I was. This morning when I got home from work and started chores, I noticed that Jas had some heavy mucus stuck to her tail. And, her belly had dropped over night. And...her ligs were gone. I told my son to watch her closely today, as I thought she would be delivering soon. She ate her breakfast grain and hay, but then she is one of those who would be delivering kids while munching on hay.
Yeah...soon was an understatement. As I was starting morning milking, she popped her head over the stall door and was blatting. She has a deep, raspy, loud blat. I finished up milking my Obermancha and went to check on Jas. She was pawing a nest in the corner of the stall. Then she laid down and pushed. Fortunately Nutmeg is a slow eater, so she stood on the milk stand munching away. I got the standard dry does, who were tied to their spots eating their breakfast grain, back in their pen while keeping an eye on Jas.
So fast forward another few minutes. She gave out a couple of really loud blats. I checked and she was pushing. And pushing. And Pushing. Yeah, things were not progressing normally. Finally, just as I was ready to do an internal, I see wet fur. Unfortunately, it was a tail and a little wet rump. I got little one #1 pulled out while calling to my son to get a towel.
Did I mention it was 6 degrees, breezy and my barn was not winter proofed yet, as the horses had torn their outside stall doors off the hinges.
I got the little one cleaned off. It was a heavily spotted doeling. YEAH! My daughter in law took her up to the house to blow dry and warm up.
I got Jas out of her pen and onto some clean dry hay in the barn walkway. She started pushing again. And screaming. Kid #2 was coming out back feet first. I helped deliver #2, a little buckskin. I checked as I was drying it off....of looked like black, slimy fur covered testes. A buck!
I let her clean him off while I was making a temp nursery for her. She was acting done, so I left her to get her son up and eating.
Nope, she started pushing again. She finally laid down and started pushing. And pushing...and pushing. Just as I was ready to do an internal (sounds familiar?) she gave a mighty push and out pops a head. No legs, just a big ole head. I couldn't get my big arthritic hands in to pull the legs forward, as they were back quite a ways, so I had to help pull. Got baby #3 out- a buckskin with lots of splashy white. A quick look showed a pair of baby testes.

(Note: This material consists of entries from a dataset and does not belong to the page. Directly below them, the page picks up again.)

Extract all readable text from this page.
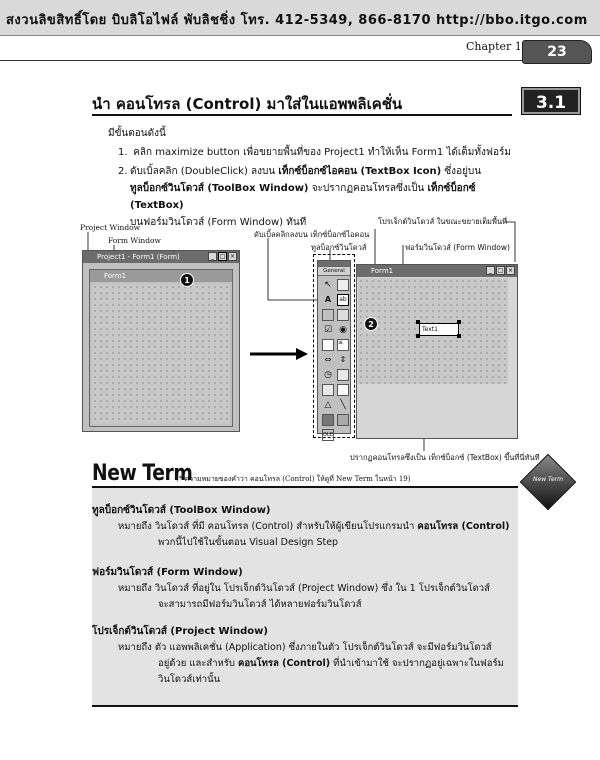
สงวนลิขสิทธิ์โดย บิบลิโอไฟล์ พับลิชชิ่ง โทร. 412-5349, 866-8170 http://bbo.itgo.com
Chapter 1	23
นำ คอนโทรล (Control) มาใส่ในแอพพลิเคชั่น	3.1
มีขั้นตอนดังนี้
1. คลิก maximize button เพื่อขยายพื้นที่ของ Project1 ทำให้เห็น Form1 ได้เต็มทั้งฟอร์ม
2. ดับเบิ้ลคลิก (DoubleClick) ลงบน เท็กซ์บ็อกซ์ไอคอน (TextBox Icon) ซึ่งอยู่บน
ทูลบ็อกซ์วินโดวส์ (ToolBox Window) จะปรากฏคอนโทรลซึ่งเป็น เท็กซ์บ็อกซ์ (TextBox)
บนฟอร์มวินโดวส์ (Form Window) ทันที
Project Window
Form Window
Project1 - Form1 (Form)	_ □ ×
Form1	1
ดับเบิ้ลคลิกลงบน เท็กซ์บ็อกซ์ไอคอน
ทูลบ็อกซ์วินโดวส์
โปรเจ็กต์วินโดวส์ ในขณะขยายเต็มพื้นที่
ฟอร์มวินโดวส์ (Form Window)
General
↖
A	ab
☑ ◉
≡
⇔	⇕
◷
△ ╲
OLE
Form1	_ □ ×
Text1
2
ปรากฏคอนโทรลซึ่งเป็น เท็กซ์บ็อกซ์ (TextBox) ขึ้นที่นี่ทันที
New Term
(* ความหมายของคำว่า คอนโทรล (Control) ให้ดูที่ New Term ในหน้า 19)	New Term
ทูลบ็อกซ์วินโดวส์ (ToolBox Window)
หมายถึง วินโดวส์ ที่มี คอนโทรล (Control) สำหรับให้ผู้เขียนโปรแกรมนำ คอนโทรล (Control)
พวกนี้ไปใช้ในขั้นตอน Visual Design Step
ฟอร์มวินโดวส์ (Form Window)
หมายถึง วินโดวส์ ที่อยู่ใน โปรเจ็กต์วินโดวส์ (Project Window) ซึ่ง ใน 1 โปรเจ็กต์วินโดวส์
จะสามารถมีฟอร์มวินโดวส์ ได้หลายฟอร์มวินโดวส์
โปรเจ็กต์วินโดวส์ (Project Window)
หมายถึง ตัว แอพพลิเคชั่น (Application) ซึ่งภายในตัว โปรเจ็กต์วินโดวส์ จะมีฟอร์มวินโดวส์
อยู่ด้วย และสำหรับ คอนโทรล (Control) ที่นำเข้ามาใช้ จะปรากฏอยู่เฉพาะในฟอร์ม
วินโดวส์เท่านั้น
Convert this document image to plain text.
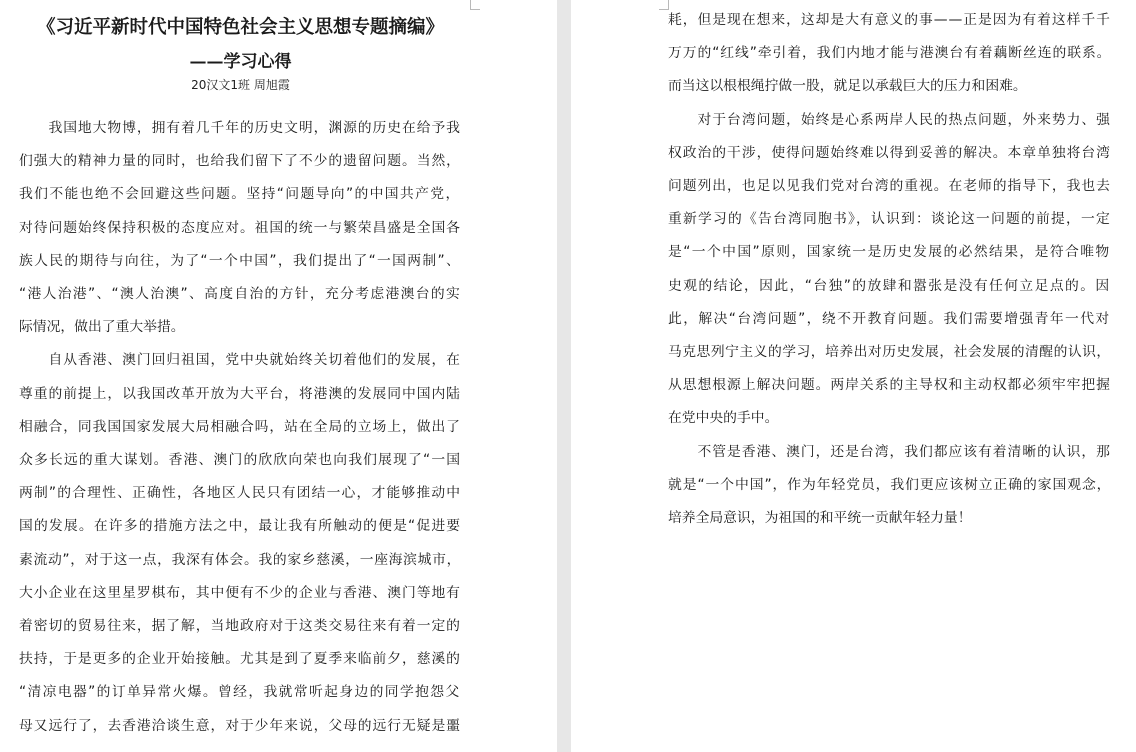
《习近平新时代中国特色社会主义思想专题摘编》
——学习心得

20汉文1班 周旭霞

　　我国地大物博，拥有着几千年的历史文明，渊源的历史在给予我

们强大的精神力量的同时，也给我们留下了不少的遗留问题。当然，

我们不能也绝不会回避这些问题。坚持“问题导向”的中国共产党，

对待问题始终保持积极的态度应对。祖国的统一与繁荣昌盛是全国各

族人民的期待与向往，为了“一个中国”，我们提出了“一国两制”、

“港人治港”、“澳人治澳”、高度自治的方针，充分考虑港澳台的实

际情况，做出了重大举措。

　　自从香港、澳门回归祖国，党中央就始终关切着他们的发展，在

尊重的前提上，以我国改革开放为大平台，将港澳的发展同中国内陆

相融合，同我国国家发展大局相融合吗，站在全局的立场上，做出了

众多长远的重大谋划。香港、澳门的欣欣向荣也向我们展现了“一国

两制”的合理性、正确性，各地区人民只有团结一心，才能够推动中

国的发展。在许多的措施方法之中，最让我有所触动的便是“促进要

素流动”，对于这一点，我深有体会。我的家乡慈溪，一座海滨城市，

大小企业在这里星罗棋布，其中便有不少的企业与香港、澳门等地有

着密切的贸易往来，据了解，当地政府对于这类交易往来有着一定的

扶持，于是更多的企业开始接触。尤其是到了夏季来临前夕，慈溪的

“清凉电器”的订单异常火爆。曾经，我就常听起身边的同学抱怨父

母又远行了，去香港洽谈生意，对于少年来说，父母的远行无疑是噩

耗，但是现在想来，这却是大有意义的事——正是因为有着这样千千

万万的“红线”牵引着，我们内地才能与港澳台有着藕断丝连的联系。

而当这以根根绳拧做一股，就足以承载巨大的压力和困难。

　　对于台湾问题，始终是心系两岸人民的热点问题，外来势力、强

权政治的干涉，使得问题始终难以得到妥善的解决。本章单独将台湾

问题列出，也足以见我们党对台湾的重视。在老师的指导下，我也去

重新学习的《告台湾同胞书》，认识到：谈论这一问题的前提，一定

是“一个中国”原则，国家统一是历史发展的必然结果，是符合唯物

史观的结论，因此，“台独”的放肆和嚣张是没有任何立足点的。因

此，解决“台湾问题”，绕不开教育问题。我们需要增强青年一代对

马克思列宁主义的学习，培养出对历史发展，社会发展的清醒的认识，

从思想根源上解决问题。两岸关系的主导权和主动权都必须牢牢把握

在党中央的手中。

　　不管是香港、澳门，还是台湾，我们都应该有着清晰的认识，那

就是“一个中国”，作为年轻党员，我们更应该树立正确的家国观念，

培养全局意识，为祖国的和平统一贡献年轻力量！
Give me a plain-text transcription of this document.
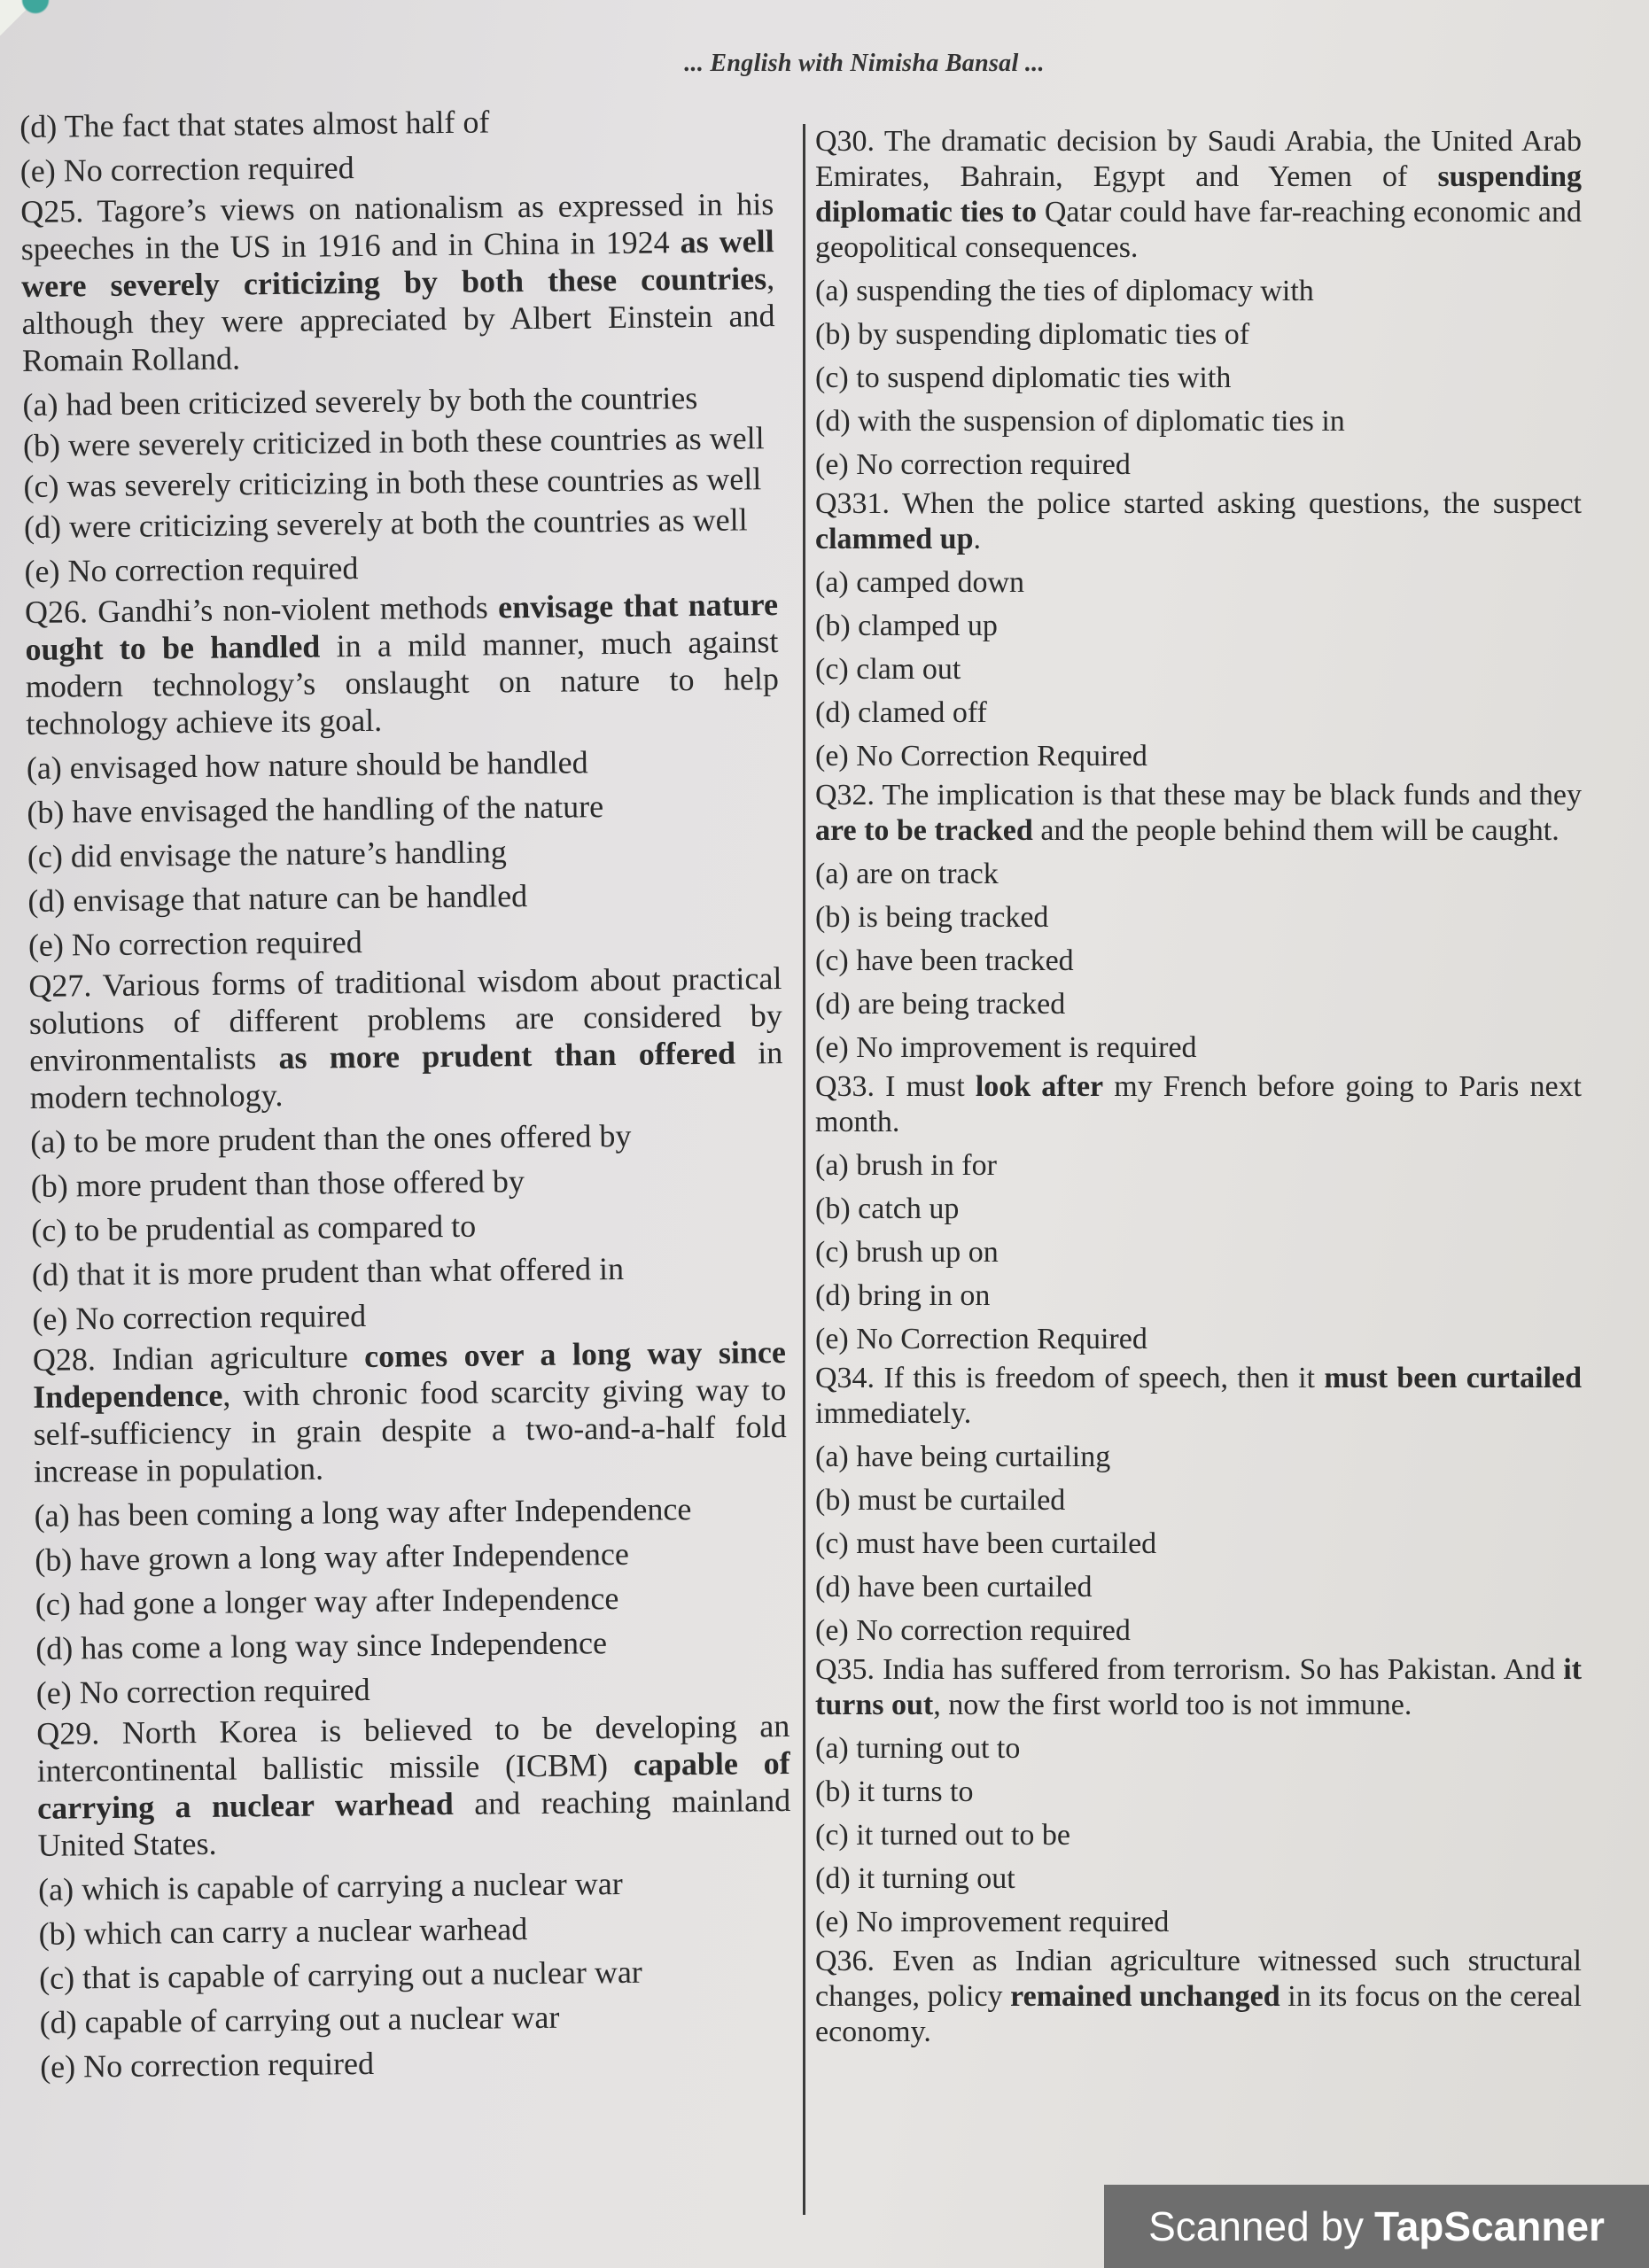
... English with Nimisha Bansal ...

(d) The fact that states almost half of

(e) No correction required

Q25. Tagore’s views on nationalism as expressed in his speeches in the US in 1916 and in China in 1924 as well were severely criticizing by both these countries, although they were appreciated by Albert Einstein and Romain Rolland.

(a) had been criticized severely by both the countries

(b) were severely criticized in both these countries as well

(c) was severely criticizing in both these countries as well

(d) were criticizing severely at both the countries as well

(e) No correction required

Q26. Gandhi’s non-violent methods envisage that nature ought to be handled in a mild manner, much against modern technology’s onslaught on nature to help technology achieve its goal.

(a) envisaged how nature should be handled

(b) have envisaged the handling of the nature

(c) did envisage the nature’s handling

(d) envisage that nature can be handled

(e) No correction required

Q27. Various forms of traditional wisdom about practical solutions of different problems are considered by environmentalists as more prudent than offered in modern technology.

(a) to be more prudent than the ones offered by

(b) more prudent than those offered by

(c) to be prudential as compared to

(d) that it is more prudent than what offered in

(e) No correction required

Q28. Indian agriculture comes over a long way since Independence, with chronic food scarcity giving way to self-sufficiency in grain despite a two-and-a-half fold increase in population.

(a) has been coming a long way after Independence

(b) have grown a long way after Independence

(c) had gone a longer way after Independence

(d) has come a long way since Independence

(e) No correction required

Q29. North Korea is believed to be developing an intercontinental ballistic missile (ICBM) capable of carrying a nuclear warhead and reaching mainland United States.

(a) which is capable of carrying a nuclear war

(b) which can carry a nuclear warhead

(c) that is capable of carrying out a nuclear war

(d) capable of carrying out a nuclear war

(e) No correction required

Q30. The dramatic decision by Saudi Arabia, the United Arab Emirates, Bahrain, Egypt and Yemen of suspending diplomatic ties to Qatar could have far-reaching economic and geopolitical consequences.

(a) suspending the ties of diplomacy with

(b) by suspending diplomatic ties of

(c) to suspend diplomatic ties with

(d) with the suspension of diplomatic ties in

(e) No correction required

Q331. When the police started asking questions, the suspect clammed up.

(a) camped down

(b) clamped up

(c) clam out

(d) clamed off

(e) No Correction Required

Q32. The implication is that these may be black funds and they are to be tracked and the people behind them will be caught.

(a) are on track

(b) is being tracked

(c) have been tracked

(d) are being tracked

(e) No improvement is required

Q33. I must look after my French before going to Paris next month.

(a) brush in for

(b) catch up

(c) brush up on

(d) bring in on

(e) No Correction Required

Q34. If this is freedom of speech, then it must been curtailed immediately.

(a) have being curtailing

(b) must be curtailed

(c) must have been curtailed

(d) have been curtailed

(e) No correction required

Q35. India has suffered from terrorism. So has Pakistan. And it turns out, now the first world too is not immune.

(a) turning out to

(b) it turns to

(c) it turned out to be

(d) it turning out

(e) No improvement required

Q36. Even as Indian agriculture witnessed such structural changes, policy remained unchanged in its focus on the cereal economy.

Scanned by TapScanner
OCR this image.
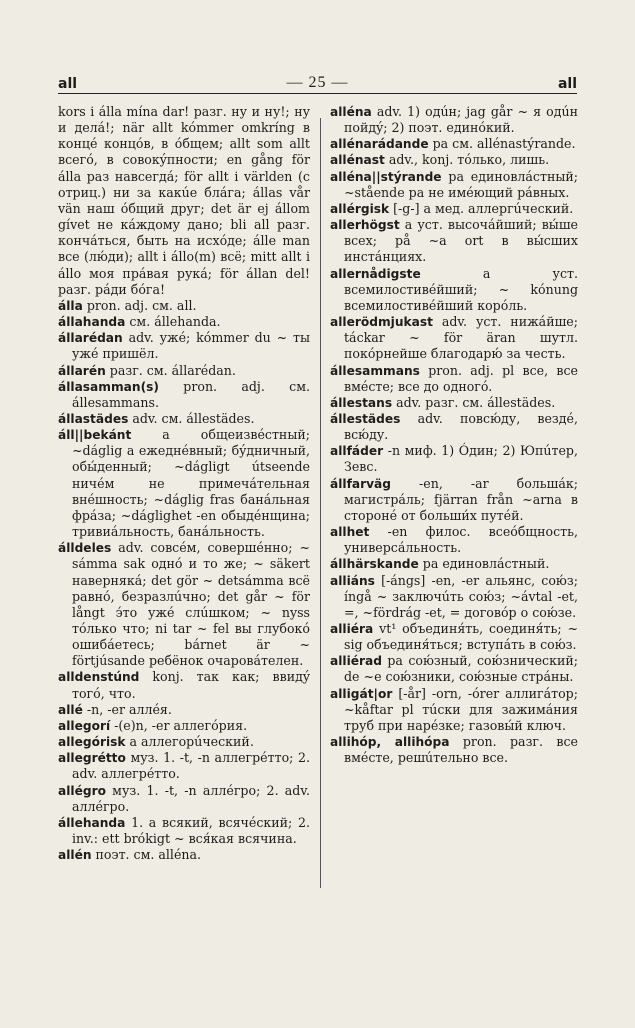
all	— 25 —	all

kors i álla mína dar! разг. ну и ну!; ну и делá!; när allt kómmer omkríng в концé концóв, в óбщем; allt som allt всегó, в совокýпности; en gång för álla раз навсегдá; för allt i världen (с отриц.) ни за какúе блáга; állas vår vän наш óбщий друг; det är ej állom gívet не кáждому дано; bli all разг. кончáться, быть на исхóде; álle man все (лю́ди); allt i állo(m) всё; mitt allt i állo моя прáвая рукá; för állan del! разг. рáди бóга!

álla pron. adj. см. all.

állahanda см. állehanda.

állarédan adv. ужé; kómmer du ~ ты ужé пришёл.

állarén разг. см. állarédan.

állasamman(s) pron. adj. см. állesammans.

állastädes adv. см. állestädes.

áll||bekánt a общеизвéстный; ~dáglig a ежеднéвный; бýдничный, обы́денный; ~dágligt útseende ничéм не примечáтельная внéшность; ~dáglig fras банáльная фрáза; ~dáglighet -en обыдéнщина; тривиáльность, банáльность.

álldeles adv. совсéм, совершéнно; ~ sámma sak однó и то же; ~ säkert навернякá; det gör ~ detsámma всё равнó, безразлúчно; det går ~ för långt э́то ужé слúшком; ~ nyss тóлько что; ni tar ~ fel вы глубокó ошибáетесь; bárnet är ~ förtjúsande ребёнок очаровáтелен.

alldenstúnd konj. так как; ввидý тогó, что.

allé -n, -er аллéя.

allegorí -(e)n, -er аллегóрия.

allegórisk a аллегорúческий.

allegrétto муз. 1. -t, -n аллегрéтто; 2. adv. аллегрéтто.

allégro муз. 1. -t, -n аллéгро; 2. adv. аллéгро.

állehanda 1. a всякий, всячéский; 2. inv.: ett brókigt ~ вся́кая всячина.

allén поэт. см. alléna.

alléna adv. 1) одúн; jag går ~ я одúн пойдý; 2) поэт. единóкий.

allénarádande pa см. allénastýrande.

allénast adv., konj. тóлько, лишь.

alléna||stýrande pa единовлáстный; ~stående pa не имéющий рáвных.

allérgisk [-g-] a мед. аллергúческий.

allerhögst a уст. высочáйший; вы́ше всех; på ~a ort в вы́сших инстáнциях.

allernådigste a уст. всемилостивéйший; ~ kónung всемилостивéйший корóль.

allerödmjukast adv. уст. нижáйше; táckar ~ för äran шутл. покóрнейше благодарю́ за честь.

állesammans pron. adj. pl все, все вмéсте; все до одногó.

állestans adv. разг. см. állestädes.

állestädes adv. повсю́ду, вездé, всю́ду.

allfáder -n миф. 1) Óдин; 2) Юпúтер, Зевс.

állfarväg -en, -ar большáк; магистрáль; fjärran från ~arna в сторонé от больши́х путéй.

allhet -en филос. всеóбщность, универсáльность.

állhärskande pa единовлáстный.

alliáns [-ángs] -en, -er альянс, сою́з; íngå ~ заключúть сою́з; ~ávtal -et, =, ~fördrág -et, = договóр о сою́зе.

alliéra vt¹ объединя́ть, соединя́ть; ~ sig объединя́ться; вступáть в сою́з.

alliérad pa сою́зный, сою́знический; de ~e сою́зники, сою́зные стрáны.

alligát|or [-år] -orn, -órer аллигáтор; ~kåftar pl тúски для зажимáния труб при нарéзке; газовы́й ключ.

allihóp, allihópa pron. разг. все вмéсте, решúтельно все.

As soon as babies would be dried off, Momma would get them soaked again by licking them. Everything was turning to ice, including the afterbirth hanging from Jas. The babies were shivering and not interested in eating. It was not going to work, being so cold, so I decided to bottle raise the kids. It is supposed to be well below 0 this coming week, so bottle babies for these 3.
I finished up milking chores and went up to the house. My DIL advised me that baby #2 was actually a doeling and was spotted as well. So, 2 doelings and a buckling!
So, all 3 are in the house, warm, fed and already passed their meconium! Mom passed her afterbirth and is eating her hay just fine.
Now, hoping no one else decides to have been bred early and delivers during out minus 0 temps this week.